Auswirkungen der Missbrauchsaufsicht für marktmächtige Unternehmen
Bei öffentlich zugänglicher Ladeinfrastruktur handelt es sich um regional oder sogar lokal abzugrenzende Märkte. Aus diesem Grund kann bereits in einem frühen Stadium des Ausbaus der öffentlich zugänglichen Ladeinfrastruktur eine marktbeherrschende Stellung einzelner Akteure vorliegen. Ihnen macht das Kartellrecht im Rahmen der Missbrauchsaufsicht bestimmte zusätzliche Vorgaben.
Bei der Flächenvergabe muss ein wettbewerbliches und diskriminierungsfreies Verfahren sichergestellt werden (vgl. Teil 2 des Beitrags). Marktbeherrschende Flächenanbieter müssen insbesondere darauf achten, wie sie die Entgelte und Nutzungsbedingungen gegenüber den nachfragenden CPOs ausgestalten. Auch hier ist zu beachten, dass dies nicht nur für private Unternehmen gilt, sondern auch für die öffentliche Hand, soweit sie nicht ausschließlich hoheitlich tätig wird.
Auf der Ebene des Vertriebs kann die kartellrechtliche Missbrauchsaufsicht in zweierlei Hinsicht zu beachten sein, wenn ein marktbeherrschender CPO auch als E-Mobility Provider (EMP) tätig wird. Gegenüber Endnutzern, die ihr Elektroauto unter Nutzung der Ladeinfrastruktur des marktbeherrschenden CPO laden, dürfen z.B. keine missbräuchlich überhöhten Entgelte für den Bezug des Ladestroms verlangt werden. Gegenüber anderen EMPs darf ein solcher marktbeherrschender und vertikal integrierter CPO z.B. einem anderen EMP den Zugang zu seiner Ladeinfrastruktur nicht zu derart hohen Preisen gewähren, dass es für diesen unrentabel ist, mit dem EMP‑Angebot des marktbeherrschenden CPO in Wettbewerb zu treten. Dies gilt auch für relativ marktmächtige CPOs, von denen andere EMP als Anbieter oder Nachfrager nach einer gewerblichen Leistung, hier dem Zugang zur Ladeinfrastruktur, abhängig sind.
Fazit
Für die Beteiligten beim Ausbau und Betrieb von öffentlich zugänglicher Ladeinfrastruktur sind auf allen Wertschöpfungsstufen die kartellrechtlichen Vorgaben der Fusionskontrolle, des Kartellverbots und der Missbrauchsaufsicht zu beachten.

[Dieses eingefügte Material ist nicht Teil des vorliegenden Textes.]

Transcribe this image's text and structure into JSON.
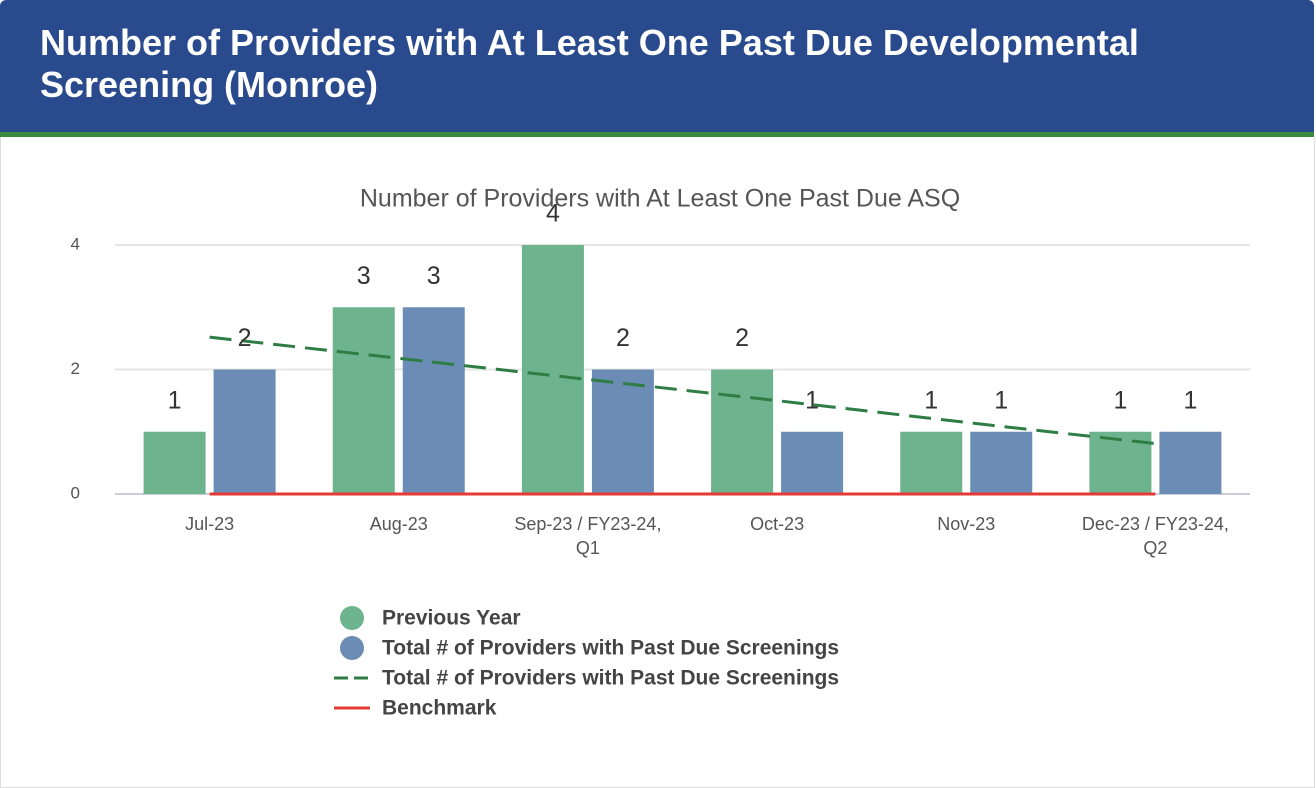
{
  "panel_title": "Number of Providers with At Least One Past Due Developmental Screening (Monroe)",
  "chart_data": {
    "type": "bar",
    "title": "Number of Providers with At Least One Past Due ASQ",
    "categories": [
      "Jul-23",
      "Aug-23",
      "Sep-23 / FY23-24, Q1",
      "Oct-23",
      "Nov-23",
      "Dec-23 / FY23-24, Q2"
    ],
    "series": [
      {
        "name": "Previous Year",
        "type": "bar",
        "color": "#6db38e",
        "values": [
          1,
          3,
          4,
          2,
          1,
          1
        ]
      },
      {
        "name": "Total # of Providers with Past Due Screenings",
        "type": "bar",
        "color": "#6b8db5",
        "values": [
          2,
          3,
          2,
          1,
          1,
          1
        ]
      },
      {
        "name": "Total # of Providers with Past Due Screenings",
        "type": "line",
        "color": "#2e7d45",
        "dashed": true,
        "values": [
          2.52,
          2.18,
          1.84,
          1.5,
          1.15,
          0.81
        ]
      },
      {
        "name": "Benchmark",
        "type": "line",
        "color": "#e53935",
        "values": [
          0,
          0,
          0,
          0,
          0,
          0
        ]
      }
    ],
    "ylim": [
      0,
      4
    ],
    "yticks": [
      0,
      2,
      4
    ],
    "grid": true,
    "data_labels": true
  }
}
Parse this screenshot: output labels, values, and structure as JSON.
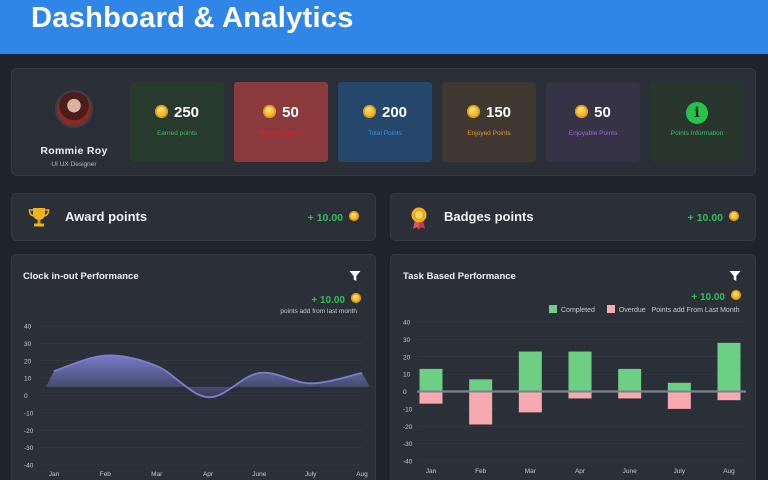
{
  "header": {
    "title": "Dashboard & Analytics"
  },
  "profile": {
    "name": "Rommie Roy",
    "role": "UI UX Designer"
  },
  "stats": [
    {
      "value": "250",
      "label": "Earned points",
      "bg": "#283a2e",
      "label_color": "#33c060"
    },
    {
      "value": "50",
      "label": "Negative points",
      "bg": "#8a3a3c",
      "label_color": "#e02020"
    },
    {
      "value": "200",
      "label": "Total Points",
      "bg": "#24476b",
      "label_color": "#3b8fe0"
    },
    {
      "value": "150",
      "label": "Enjoyed Points",
      "bg": "#3e3831",
      "label_color": "#e09a30"
    },
    {
      "value": "50",
      "label": "Enjoyable Points",
      "bg": "#363347",
      "label_color": "#9a66e0"
    }
  ],
  "info_card": {
    "label": "Points Information",
    "bg": "#28362d",
    "label_color": "#33c060"
  },
  "award": {
    "title": "Award points",
    "value": "+ 10.00"
  },
  "badges": {
    "title": "Badges points",
    "value": "+ 10.00"
  },
  "clock_chart": {
    "title": "Clock in-out Performance",
    "points": "+ 10.00",
    "subtitle": "points add from last month"
  },
  "task_chart": {
    "title": "Task Based Performance",
    "points": "+ 10.00",
    "legend_completed": "Completed",
    "legend_overdue": "Overdue",
    "subtitle": "Points add From Last Month"
  },
  "chart_data": [
    {
      "type": "area",
      "categories": [
        "Jan",
        "Feb",
        "Mar",
        "Apr",
        "June",
        "July",
        "Aug"
      ],
      "series": [
        {
          "values": [
            14,
            23,
            17,
            -1,
            13,
            7,
            13
          ]
        }
      ],
      "ylim": [
        -40,
        40
      ],
      "yticks": [
        40,
        30,
        20,
        10,
        0,
        -10,
        -20,
        -30,
        -40
      ],
      "color": "#7a7fd0"
    },
    {
      "type": "bar",
      "categories": [
        "Jan",
        "Feb",
        "Mar",
        "Apr",
        "June",
        "July",
        "Aug"
      ],
      "series": [
        {
          "name": "Completed",
          "values": [
            13,
            7,
            23,
            23,
            13,
            5,
            28
          ],
          "color": "#6ccf84"
        },
        {
          "name": "Overdue",
          "values": [
            -7,
            -19,
            -12,
            -4,
            -4,
            -10,
            -5
          ],
          "color": "#f6a9ae"
        }
      ],
      "ylim": [
        -40,
        40
      ],
      "yticks": [
        40,
        30,
        20,
        10,
        0,
        -10,
        -20,
        -30,
        -40
      ]
    }
  ]
}
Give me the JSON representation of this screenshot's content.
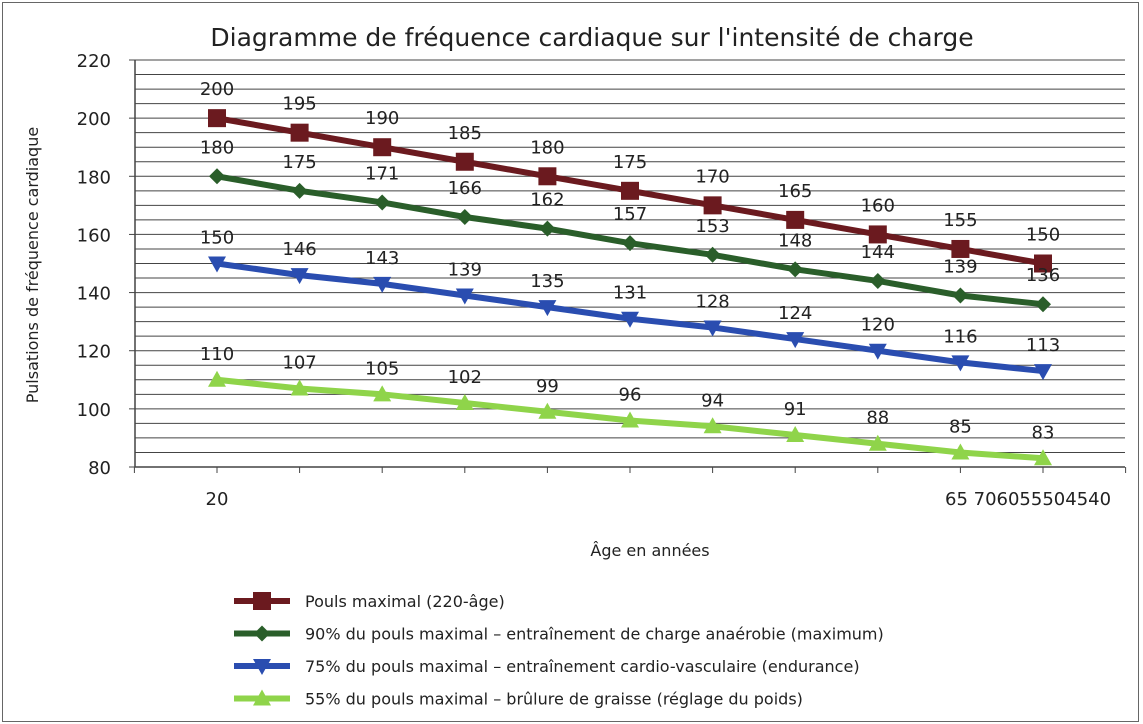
{
  "chart_data": {
    "type": "line",
    "title": "Diagramme de fréquence cardiaque sur l'intensité de charge",
    "xlabel": "Âge en années",
    "ylabel": "Pulsations de fréquence cardiaque",
    "ylim": [
      80,
      220
    ],
    "yticks": [
      80,
      100,
      120,
      140,
      160,
      180,
      200,
      220
    ],
    "grid": true,
    "x_tick_labels": [
      "20",
      "65 706055504540"
    ],
    "legend_position": "bottom",
    "series": [
      {
        "name": "Pouls maximal (220-âge)",
        "color": "#6b1a1f",
        "marker": "square",
        "values": [
          200,
          195,
          190,
          185,
          180,
          175,
          170,
          165,
          160,
          155,
          150
        ]
      },
      {
        "name": "90% du pouls maximal – entraînement de charge anaérobie (maximum)",
        "color": "#2a5e2a",
        "marker": "diamond",
        "values": [
          180,
          175,
          171,
          166,
          162,
          157,
          153,
          148,
          144,
          139,
          136
        ]
      },
      {
        "name": "75% du pouls maximal – entraînement cardio-vasculaire (endurance)",
        "color": "#2a4db0",
        "marker": "triangle-down",
        "values": [
          150,
          146,
          143,
          139,
          135,
          131,
          128,
          124,
          120,
          116,
          113
        ]
      },
      {
        "name": "55% du pouls maximal – brûlure de graisse (réglage du poids)",
        "color": "#8fd44a",
        "marker": "triangle-up",
        "values": [
          110,
          107,
          105,
          102,
          99,
          96,
          94,
          91,
          88,
          85,
          83
        ]
      }
    ]
  }
}
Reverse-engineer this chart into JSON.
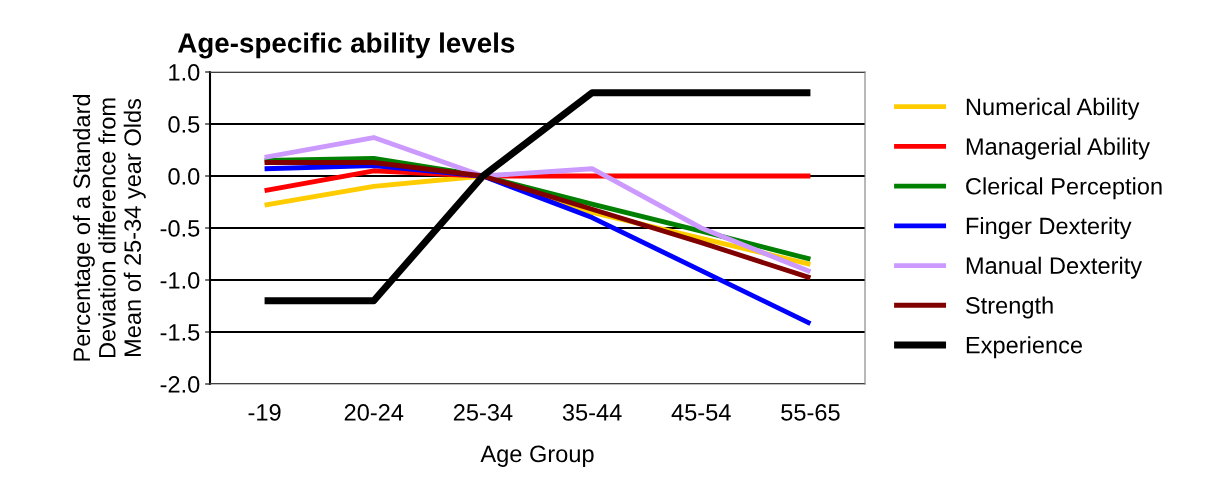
{
  "chart_data": {
    "type": "line",
    "title": "Age-specific ability levels",
    "xlabel": "Age Group",
    "ylabel": "Percentage of a Standard\nDeviation difference from\nMean of 25-34 year Olds",
    "categories": [
      "-19",
      "20-24",
      "25-34",
      "35-44",
      "45-54",
      "55-65"
    ],
    "series": [
      {
        "name": "Numerical Ability",
        "color": "#ffcc00",
        "values": [
          -0.28,
          -0.1,
          0,
          -0.35,
          -0.6,
          -0.85
        ]
      },
      {
        "name": "Managerial Ability",
        "color": "#ff0000",
        "values": [
          -0.14,
          0.05,
          0,
          0,
          0,
          0
        ]
      },
      {
        "name": "Clerical Perception",
        "color": "#008000",
        "values": [
          0.15,
          0.17,
          0,
          -0.27,
          -0.53,
          -0.8
        ]
      },
      {
        "name": "Finger Dexterity",
        "color": "#0000ff",
        "values": [
          0.07,
          0.1,
          0,
          -0.4,
          -0.91,
          -1.42
        ]
      },
      {
        "name": "Manual Dexterity",
        "color": "#cc99ff",
        "values": [
          0.18,
          0.37,
          0,
          0.07,
          -0.5,
          -0.92
        ]
      },
      {
        "name": "Strength",
        "color": "#800000",
        "values": [
          0.13,
          0.13,
          0,
          -0.32,
          -0.64,
          -0.98
        ]
      },
      {
        "name": "Experience",
        "color": "#000000",
        "values": [
          -1.2,
          -1.2,
          0,
          0.8,
          0.8,
          0.8
        ]
      }
    ],
    "ylim": [
      -2.0,
      1.0
    ],
    "yticks": [
      {
        "value": -2.0,
        "label": "-2.0"
      },
      {
        "value": -1.5,
        "label": "-1.5"
      },
      {
        "value": -1.0,
        "label": "-1.0"
      },
      {
        "value": -0.5,
        "label": "-0.5"
      },
      {
        "value": 0.0,
        "label": "0.0"
      },
      {
        "value": 0.5,
        "label": "0.5"
      },
      {
        "value": 1.0,
        "label": "1.0"
      }
    ],
    "grid": "y",
    "legend": "right",
    "marker": "none",
    "line_style": "solid"
  }
}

Relevant wird dies etwa bei der Preisgestaltung, der Vereinbarung von Exklusivitäten oder langen Laufzeiten oder der unterschiedlichen Behandlung der nachgelagerten Akteure. Im Hinblick darauf, dass das Bundeskartellamt die Marktentwicklungen genau beobachten wird, sind Unternehmen gut beraten, die kartellrechtlichen Rahmenbedingungen zu berücksichtigen.